Bitcoin Surpasses $121,400, Predicts Wall Street’s Tom Lee Will Hit $250,000 by Year-End
On the morning of August 11, Bitcoin reached a milestone, standing at approximately $121,367, with a daily increase of 3.8%, firmly crossing the $120,000 threshold. This represents the highest single-day closing price of the year, elevating bullish market sentiment to new heights.
Wall Street Giants: Aiming for $250,000
Due to the strong overall market performance, data from Coinglass indicates that the amount liquidated within 24 hours reached a staggering $370 million, with $60 million of that occurring within just one hour for Bitcoin alone. In response, Tom Lee, co-founder of Fundstrat and chairman of BitMine, expressed optimism that Bitcoin could reach $250,000 by 2025.
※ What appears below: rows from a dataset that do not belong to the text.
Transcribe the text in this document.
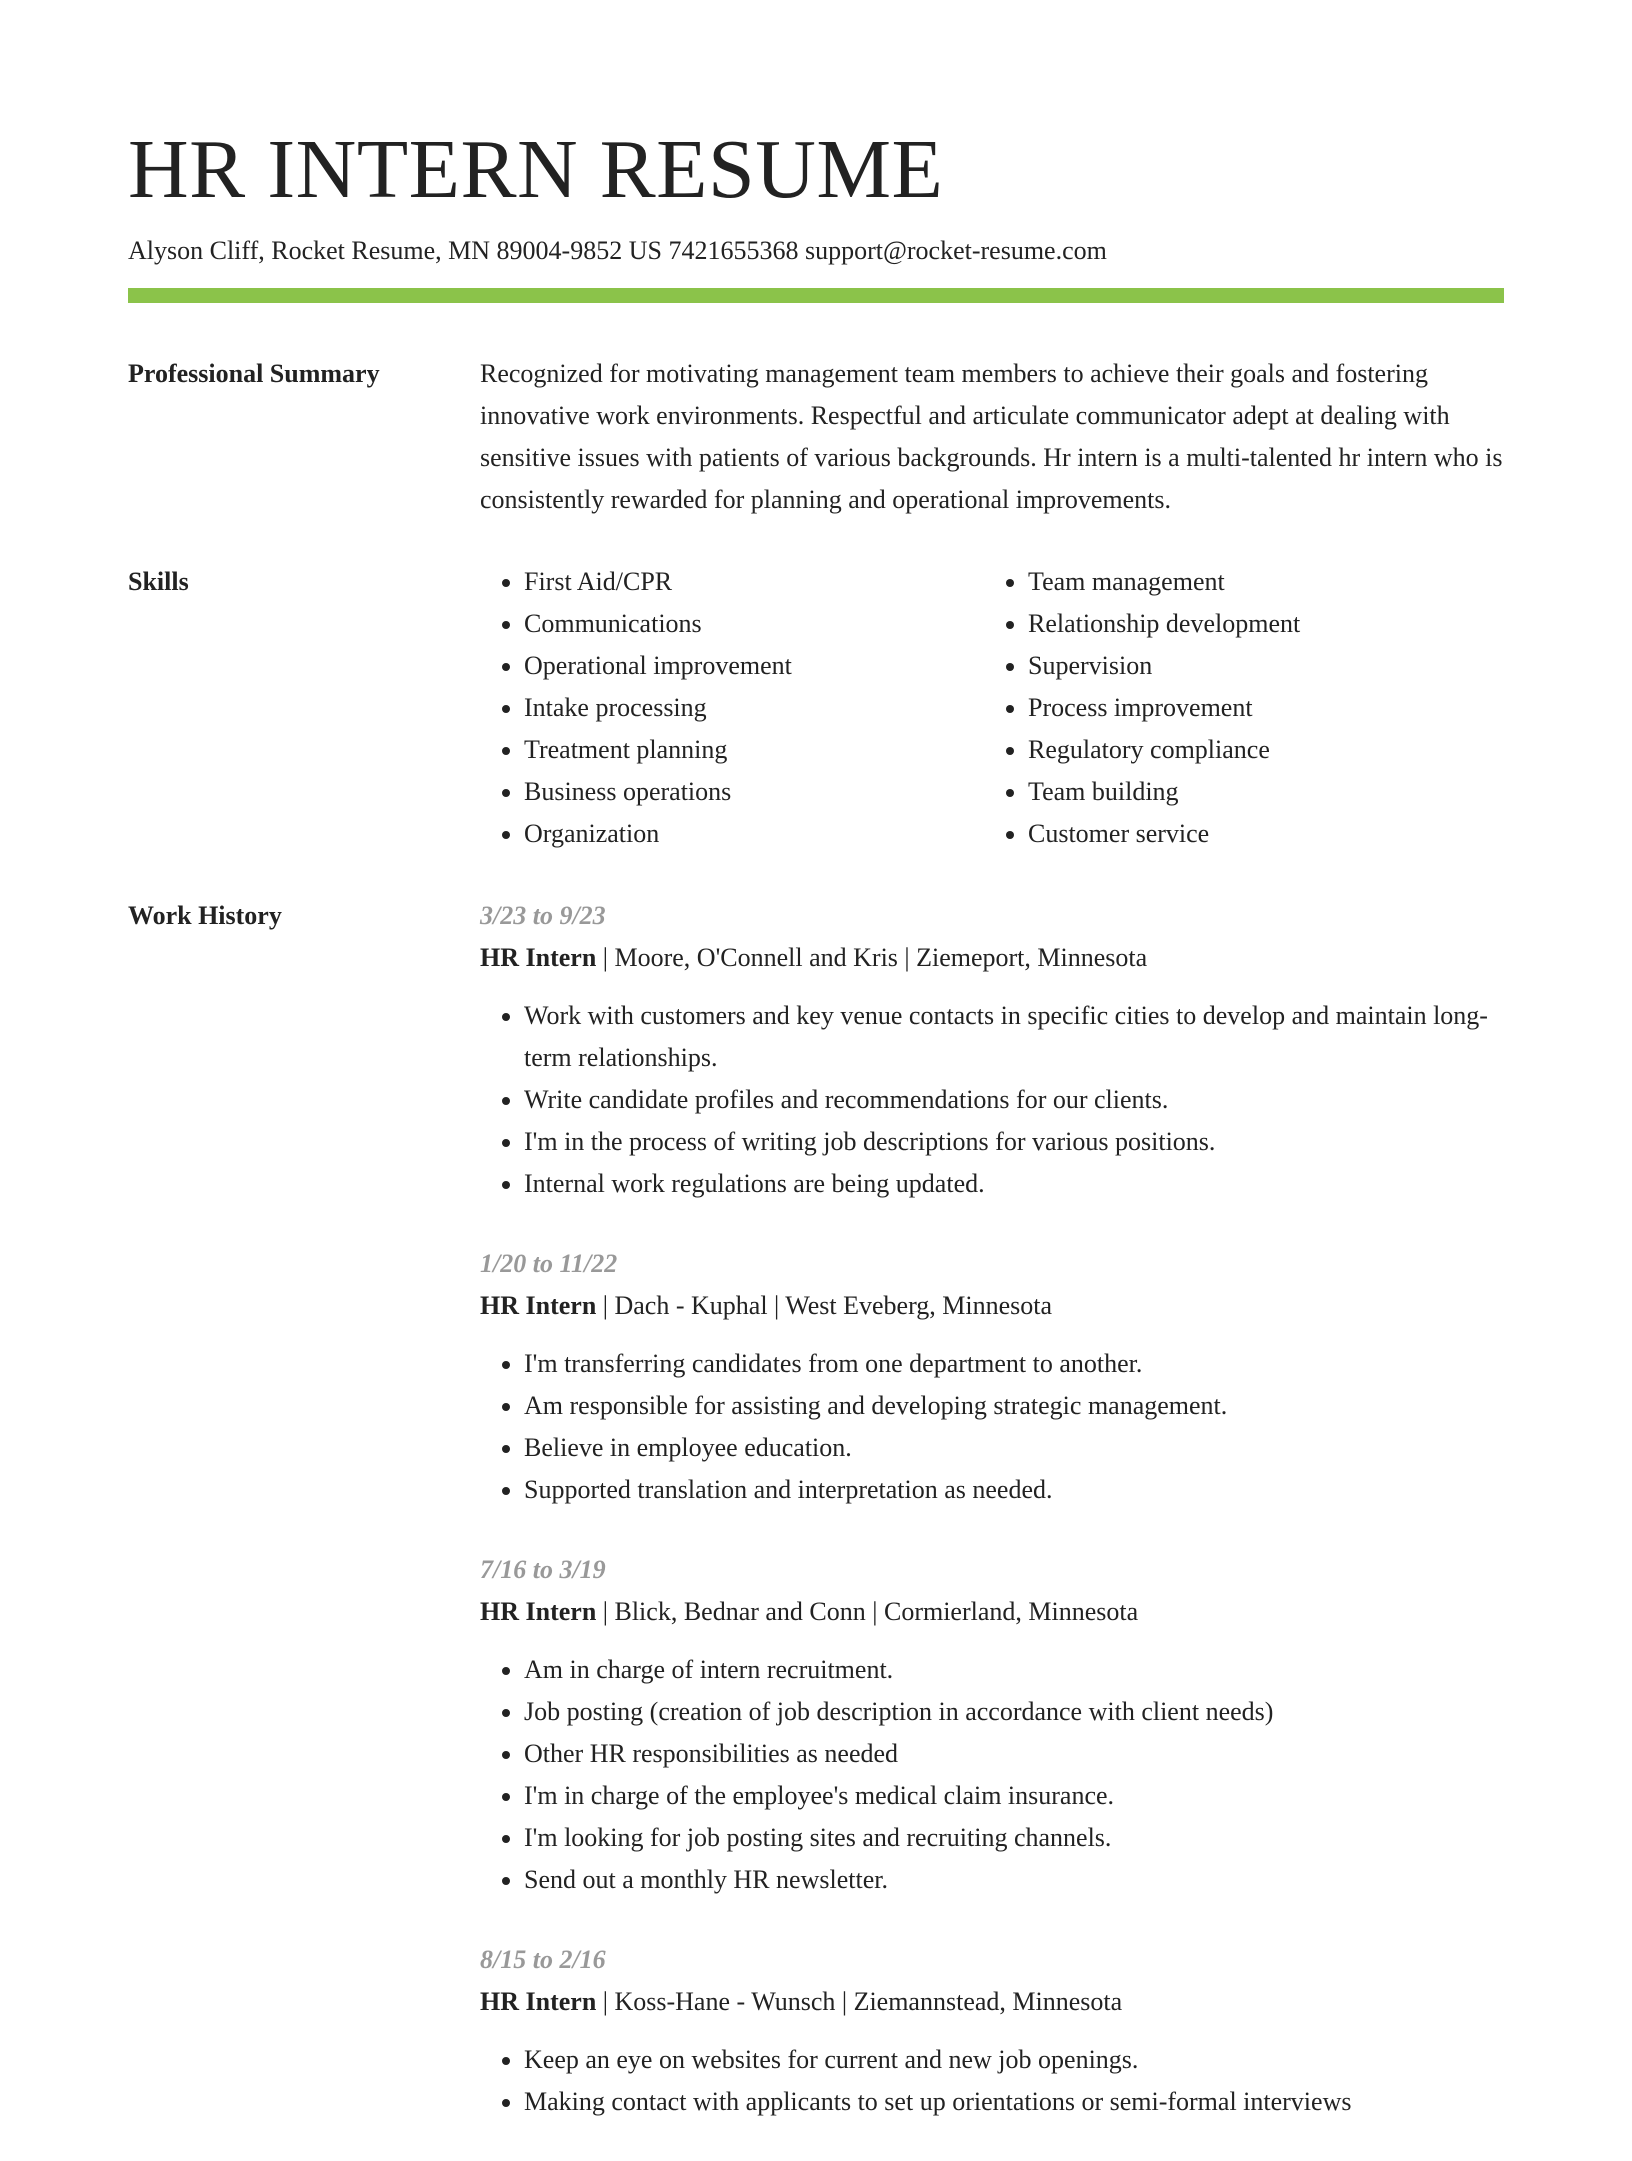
HR INTERN RESUME
Alyson Cliff, Rocket Resume, MN 89004-9852 US 7421655368 support@rocket-resume.com
Professional Summary	Recognized for motivating management team members to achieve their goals and fostering innovative work environments. Respectful and articulate communicator adept at dealing with sensitive issues with patients of various backgrounds. Hr intern is a multi-talented hr intern who is consistently rewarded for planning and operational improvements.

Skills
•	First Aid/CPR
• Communications
• Operational improvement
• Intake processing
• Treatment planning
• Business operations
• Organization
• Team management
• Relationship development
• Supervision
• Process improvement
• Regulatory compliance
• Team building
• Customer service
Work History	3/23 to 9/23
HR Intern | Moore, O'Connell and Kris | Ziemeport, Minnesota
• Work with customers and key venue contacts in specific cities to develop and maintain long-term relationships.
• Write candidate profiles and recommendations for our clients.
• I'm in the process of writing job descriptions for various positions.
• Internal work regulations are being updated.
1/20 to 11/22
HR Intern | Dach - Kuphal | West Eveberg, Minnesota
• I'm transferring candidates from one department to another.
• Am responsible for assisting and developing strategic management.
• Believe in employee education.
• Supported translation and interpretation as needed.
7/16 to 3/19
HR Intern | Blick, Bednar and Conn | Cormierland, Minnesota
• Am in charge of intern recruitment.
• Job posting (creation of job description in accordance with client needs)
• Other HR responsibilities as needed
• I'm in charge of the employee's medical claim insurance.
• I'm looking for job posting sites and recruiting channels.
• Send out a monthly HR newsletter.
8/15 to 2/16
HR Intern | Koss-Hane - Wunsch | Ziemannstead, Minnesota
• Keep an eye on websites for current and new job openings.
• Making contact with applicants to set up orientations or semi-formal interviews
Three Major Drivers Behind the $121,400 Mark
Firstly, the regulatory environment is becoming clearer. Recently, the U.S. Congress has taken a friendly stance towards crypto assets, paving the way for multiple Bitcoin ETFs and lowering barriers for large institutions to enter the market. Secondly, institutional funds continue to accumulate. Since the halving in April, miner sell pressure has declined, and with retirement funds and family offices increasingly investing, the bullish structure is becoming more solidified. Thirdly, the global macro environment remains loose, with inflation and geopolitical risks driving safe-haven demand, allowing Bitcoin to benefit alongside gold. From a technical perspective, the $115,800 monthly high set in July has now become a support level, with the market generally viewing $133,000 as the next resistance point.
In summary, the convergence of regulatory clarity, funding, and supply dynamics is driving these trends. At the same time, contrary liquidation rumors serve as a reminder for the market to verify information before trading, and not to be intimidated or misled by “big numbers.” This is crucial for participating in this bull market. In the coming weeks, investors should continue to monitor ETF inflows, changes in miner holdings, and inflation data for potential impacts on the funding landscape, continuously recalibrating risk positions.